Training and Evaluating a Jupyter Notebook Data Science Assistant

Shubham Chandel, Colin B. Clement, Guillermo Serrato, Neel Sundaresan

Datasets

We train our models on all Jupyter notebooks from all the public GitHub repositories with Jupyter Notebooks as the primary language label as of April 2021, excluding repositories from which our Data Science Problems evaluation were curated. We first discuss the filtering pipeline which yielded 1119 high-quality data science questions with validating unit tests which compose DSP.

HumanEval are 164 hand-written programming problems, with accompanying test cases. These involve one-to-one natural language to code pairs, testing reasoning, algorithms, and simple mathematics. The Mostly Basic Programming Problems is a dataset of 974 short Python programs constructed by crowd-sourcing to an internal pool of workers who have basic knowledge of Python. These are single self-contained Python function solving the problem specified. Data Science Problems are 1119 problems from 306 notebooks with an average of 3.6 problems per notebook, and all are executable with data dependencies in a default Anaconda environment. These notebooks are curated from GitHub repositories uploaded by students, which we detect by their usage of the nbgrader notebook grading tool.

nbgrader is a tool used by instructors to create and validate the assignments by executing the code and checking assert statements written by an instructor. Each of these notebooks consists of cells classified as prompt or context cells which define the problem to be solved, solution cells in which the student (or model) should insert an implemented solution, and grading cells which contain unit tests validating the solution. Figure 1 shows one such example: the prompt cell defines the problem (in this case it loads a dataset and suggests modifying zip codes in the Pandas dataframe. The solution cell is to be filled by the student, solving the problem described by the context cell(s) preceding the solution cell. Finally, in most of the cases in nbgrader notebooks, and all of the cases in DSP, the solution cell is followed by a grading cell containing unit tests on the generated code.

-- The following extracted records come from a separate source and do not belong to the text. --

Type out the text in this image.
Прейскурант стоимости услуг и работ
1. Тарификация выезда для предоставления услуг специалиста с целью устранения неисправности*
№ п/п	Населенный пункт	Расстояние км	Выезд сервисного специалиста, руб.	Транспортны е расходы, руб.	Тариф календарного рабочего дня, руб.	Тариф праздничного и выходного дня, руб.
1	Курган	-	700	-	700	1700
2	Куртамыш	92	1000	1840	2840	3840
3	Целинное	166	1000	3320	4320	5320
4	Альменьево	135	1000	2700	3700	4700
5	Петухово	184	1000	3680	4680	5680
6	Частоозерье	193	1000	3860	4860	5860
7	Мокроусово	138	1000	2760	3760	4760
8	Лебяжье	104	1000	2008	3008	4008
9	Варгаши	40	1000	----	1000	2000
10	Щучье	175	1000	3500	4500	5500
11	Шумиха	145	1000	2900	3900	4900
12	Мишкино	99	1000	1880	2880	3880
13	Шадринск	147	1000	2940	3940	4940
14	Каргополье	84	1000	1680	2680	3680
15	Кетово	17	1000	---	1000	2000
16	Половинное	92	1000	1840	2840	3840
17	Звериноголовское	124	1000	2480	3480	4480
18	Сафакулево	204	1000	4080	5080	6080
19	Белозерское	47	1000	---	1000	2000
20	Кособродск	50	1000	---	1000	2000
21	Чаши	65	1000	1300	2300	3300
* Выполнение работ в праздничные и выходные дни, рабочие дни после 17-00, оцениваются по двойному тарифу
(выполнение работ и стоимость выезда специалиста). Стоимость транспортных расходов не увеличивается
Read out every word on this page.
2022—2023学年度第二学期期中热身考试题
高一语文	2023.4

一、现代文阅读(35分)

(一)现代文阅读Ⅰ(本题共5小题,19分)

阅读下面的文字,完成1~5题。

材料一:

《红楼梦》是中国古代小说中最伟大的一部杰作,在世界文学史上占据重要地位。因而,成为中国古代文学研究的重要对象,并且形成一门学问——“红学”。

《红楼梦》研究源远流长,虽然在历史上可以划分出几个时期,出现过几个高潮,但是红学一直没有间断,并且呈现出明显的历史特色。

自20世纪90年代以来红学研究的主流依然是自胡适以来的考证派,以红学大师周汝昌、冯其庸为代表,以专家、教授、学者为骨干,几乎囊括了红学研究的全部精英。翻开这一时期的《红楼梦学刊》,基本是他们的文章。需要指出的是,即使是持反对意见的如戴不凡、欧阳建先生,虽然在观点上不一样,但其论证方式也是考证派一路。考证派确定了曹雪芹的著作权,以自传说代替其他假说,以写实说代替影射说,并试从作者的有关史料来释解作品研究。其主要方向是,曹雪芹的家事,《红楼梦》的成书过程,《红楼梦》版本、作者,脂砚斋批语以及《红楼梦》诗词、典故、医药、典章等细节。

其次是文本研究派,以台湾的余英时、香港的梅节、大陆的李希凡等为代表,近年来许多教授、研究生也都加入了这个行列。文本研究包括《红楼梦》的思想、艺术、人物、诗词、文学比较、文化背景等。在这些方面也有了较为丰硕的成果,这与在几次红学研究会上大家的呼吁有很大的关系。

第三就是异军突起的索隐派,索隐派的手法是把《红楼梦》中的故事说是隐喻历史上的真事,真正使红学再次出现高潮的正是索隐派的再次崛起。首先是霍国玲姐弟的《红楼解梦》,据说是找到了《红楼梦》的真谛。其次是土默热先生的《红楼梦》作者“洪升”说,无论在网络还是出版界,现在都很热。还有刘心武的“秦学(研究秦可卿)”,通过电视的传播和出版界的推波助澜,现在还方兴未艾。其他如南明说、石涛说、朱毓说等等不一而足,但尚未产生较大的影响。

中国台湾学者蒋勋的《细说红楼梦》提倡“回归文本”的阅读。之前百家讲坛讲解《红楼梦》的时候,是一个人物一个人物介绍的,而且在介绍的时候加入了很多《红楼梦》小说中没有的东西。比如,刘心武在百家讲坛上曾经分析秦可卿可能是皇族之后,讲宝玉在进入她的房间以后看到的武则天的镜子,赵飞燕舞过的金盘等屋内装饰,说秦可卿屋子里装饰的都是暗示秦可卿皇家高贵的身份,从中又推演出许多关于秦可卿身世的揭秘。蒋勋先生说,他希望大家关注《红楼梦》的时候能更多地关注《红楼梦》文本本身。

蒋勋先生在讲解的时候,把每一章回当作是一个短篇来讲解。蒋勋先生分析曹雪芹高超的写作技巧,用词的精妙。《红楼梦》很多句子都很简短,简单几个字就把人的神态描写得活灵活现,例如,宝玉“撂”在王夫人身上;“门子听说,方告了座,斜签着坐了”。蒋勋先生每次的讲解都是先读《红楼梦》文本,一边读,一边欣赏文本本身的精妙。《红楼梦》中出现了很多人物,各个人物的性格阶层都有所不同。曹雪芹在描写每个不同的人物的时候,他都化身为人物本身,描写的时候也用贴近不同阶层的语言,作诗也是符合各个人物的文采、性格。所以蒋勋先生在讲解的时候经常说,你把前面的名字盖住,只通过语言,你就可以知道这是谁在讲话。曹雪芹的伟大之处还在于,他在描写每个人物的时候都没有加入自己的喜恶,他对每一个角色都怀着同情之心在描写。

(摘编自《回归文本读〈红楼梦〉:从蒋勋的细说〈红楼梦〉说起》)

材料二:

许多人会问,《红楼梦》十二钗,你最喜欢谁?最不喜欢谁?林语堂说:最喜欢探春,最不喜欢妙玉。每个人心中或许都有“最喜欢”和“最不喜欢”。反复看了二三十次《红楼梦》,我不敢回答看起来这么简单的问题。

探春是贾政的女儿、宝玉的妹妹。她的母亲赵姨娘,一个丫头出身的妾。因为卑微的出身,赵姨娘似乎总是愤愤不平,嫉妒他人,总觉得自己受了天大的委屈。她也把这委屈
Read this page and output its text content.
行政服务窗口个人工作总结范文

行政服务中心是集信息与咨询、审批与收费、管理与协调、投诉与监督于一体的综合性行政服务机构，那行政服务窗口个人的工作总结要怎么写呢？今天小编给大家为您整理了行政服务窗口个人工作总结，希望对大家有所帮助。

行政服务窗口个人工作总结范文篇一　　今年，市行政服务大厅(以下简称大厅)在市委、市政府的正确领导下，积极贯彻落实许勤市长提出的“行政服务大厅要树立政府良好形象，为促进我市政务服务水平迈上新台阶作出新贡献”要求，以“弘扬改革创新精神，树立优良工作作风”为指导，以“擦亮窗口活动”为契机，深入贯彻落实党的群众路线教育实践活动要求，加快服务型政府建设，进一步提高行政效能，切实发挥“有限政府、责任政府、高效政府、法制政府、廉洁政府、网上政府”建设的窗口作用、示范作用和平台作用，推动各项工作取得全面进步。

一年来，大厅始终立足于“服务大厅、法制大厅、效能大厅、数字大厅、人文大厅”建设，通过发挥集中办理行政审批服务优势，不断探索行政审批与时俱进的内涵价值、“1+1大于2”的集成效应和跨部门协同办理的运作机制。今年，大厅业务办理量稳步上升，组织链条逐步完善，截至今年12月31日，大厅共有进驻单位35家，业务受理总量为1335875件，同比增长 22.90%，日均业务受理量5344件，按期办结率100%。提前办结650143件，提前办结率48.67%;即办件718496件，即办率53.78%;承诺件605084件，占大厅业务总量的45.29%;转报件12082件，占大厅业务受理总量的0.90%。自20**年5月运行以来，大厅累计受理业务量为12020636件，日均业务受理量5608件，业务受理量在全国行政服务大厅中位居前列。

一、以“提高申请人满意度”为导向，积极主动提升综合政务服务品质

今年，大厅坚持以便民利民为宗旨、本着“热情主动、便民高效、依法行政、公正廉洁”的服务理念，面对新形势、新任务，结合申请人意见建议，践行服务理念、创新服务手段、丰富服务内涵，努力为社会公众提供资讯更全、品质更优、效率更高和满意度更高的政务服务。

To curate the DSP dataset, we start out with a set of 448 Github repositories from the Jupyter Interactive Computing (JuICe) (Agashe, Iyer, and Zettlemoyer 2019) development dataset, which contains of 33K nbgrader notebooks. Using nbclienthttps://github.com/jupyter/nbclient and a default Anaconda Python 3.9 environment we attempted to execute all of these 33K notebooks. Each cell was limited to 600 seconds of execution and any of the notebooks which violated this limit were discarded. The notebooks which did not include or could not load their data dependencies were also discarded. Any notebook depending on libraries not present in the Python standard library or the Anaconda default data science environment, non-local modules, or any imports which could not be successfully imported were also discarded. 2134 notebooks passed through this filter.

These 2134 notebooks were successfully executable, but did not necessarily implement actual problem grading. Therefore we further filtered the notebooks by checking whether the grading cells following a solution cell had assert statements which referenced the defined method name, function name, variable name or class name from the solution cell. Finally, following this highly stringent criteria to select a notebook and the corresponding solution cell, we identified a subset of 306 notebooks with 1119 solution cells, each of which is preceded by context cells defining the problem and followed by a grading cell testing the functional correctness of the solution. Table 3 shows some high-level statistics of the resulting Data Science Problems dataset.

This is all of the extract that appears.